Farmers utilise the commonage for grazing livestock, but it also represents forage area on which they get paid in the dis-advantaged area and single payment schemes To ensure that all farmers can continue to get what they need out of their commonage they should reach an internal agreement among themselves. This agreement must be agreed by the farmers themselves however it may be facilitated by an expert third party. The agreement will ensure that all shareholders know where they stand, what commitments they have and how they will resolve any disputes, either between themselves or with outside bodies. In short the internal agreement sets out how they are going to manage their commonage. The contents of the agreement are up to the farmers themselves but as a minimum it should set out how many animals each farmer will keep so that the group can meet the sustainable stocking requirement. 

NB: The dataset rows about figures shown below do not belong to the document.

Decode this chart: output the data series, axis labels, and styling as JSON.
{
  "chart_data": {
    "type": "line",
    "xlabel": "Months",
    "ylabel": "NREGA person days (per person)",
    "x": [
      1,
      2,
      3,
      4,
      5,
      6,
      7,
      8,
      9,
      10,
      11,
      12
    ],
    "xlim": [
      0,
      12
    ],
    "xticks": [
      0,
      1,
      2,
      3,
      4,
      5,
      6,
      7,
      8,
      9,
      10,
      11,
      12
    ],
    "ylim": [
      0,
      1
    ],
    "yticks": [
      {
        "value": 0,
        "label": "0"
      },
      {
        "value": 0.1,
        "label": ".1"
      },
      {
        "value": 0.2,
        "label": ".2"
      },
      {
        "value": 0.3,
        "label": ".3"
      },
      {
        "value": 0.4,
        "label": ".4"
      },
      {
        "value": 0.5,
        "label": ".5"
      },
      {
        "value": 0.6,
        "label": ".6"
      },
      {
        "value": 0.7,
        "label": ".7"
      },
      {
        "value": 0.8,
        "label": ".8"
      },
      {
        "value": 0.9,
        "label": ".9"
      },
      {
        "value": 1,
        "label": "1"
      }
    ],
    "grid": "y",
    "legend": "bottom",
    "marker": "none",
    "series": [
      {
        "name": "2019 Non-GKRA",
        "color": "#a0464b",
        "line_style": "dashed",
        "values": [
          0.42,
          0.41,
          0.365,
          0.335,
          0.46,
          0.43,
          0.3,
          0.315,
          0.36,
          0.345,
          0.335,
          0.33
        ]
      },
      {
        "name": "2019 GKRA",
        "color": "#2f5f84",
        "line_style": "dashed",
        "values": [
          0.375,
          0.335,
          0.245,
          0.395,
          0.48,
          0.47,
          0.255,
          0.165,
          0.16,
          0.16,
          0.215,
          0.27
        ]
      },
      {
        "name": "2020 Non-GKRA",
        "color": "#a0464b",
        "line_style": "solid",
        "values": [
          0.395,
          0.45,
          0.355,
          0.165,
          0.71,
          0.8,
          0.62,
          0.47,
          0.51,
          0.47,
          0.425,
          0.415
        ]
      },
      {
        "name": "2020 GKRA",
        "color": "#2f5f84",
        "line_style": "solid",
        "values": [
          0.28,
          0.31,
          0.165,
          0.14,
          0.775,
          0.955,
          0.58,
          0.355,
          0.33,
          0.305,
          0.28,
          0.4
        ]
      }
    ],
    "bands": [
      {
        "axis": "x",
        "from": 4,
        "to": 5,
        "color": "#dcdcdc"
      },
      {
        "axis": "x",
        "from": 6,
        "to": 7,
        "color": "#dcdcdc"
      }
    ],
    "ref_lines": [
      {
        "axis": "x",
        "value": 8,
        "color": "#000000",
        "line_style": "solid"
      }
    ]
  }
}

It is unlikely that an even split between all shareholders will be the optimum approach to achieve this. The circumstances and farm enterprises of different shareholders will vary, some may be unwilling to increase numbers at all, others perhaps, may wish to increase to a level in excess of what an even split would allow. The situation is further complicated by dormant shareholders who do not farm the commonage at all and by the renting and leasing of shares. While dealing with all of these issues is not straightforward, the problems posed are manageable. However to do this successfully requires a structured and most importantly, a workable agreement between the shareholders. 

This is an opportunity for farmers to manage their commonage together, largely free from external interference. It is not something that people should fear or be apprehensive about, but it does require their careful attention.

Saturday, 29 September 2012

AEOS 3 Scheme Announced

AEOS 3 schemes announced at the ploughing championships. The Minister of Agriculture, Food and the Marine has announced that €20 million euro has been made available to finance an AEOS 3 scheme. This will be enough to accommodate approx 6,000 farmers. Priority will be given to farmers with commonage or Natura land (SAC or SPA). The details of this scheme have not been announced yet but are expected in the very near future.

Full details will be posted on this site as soon as they are available.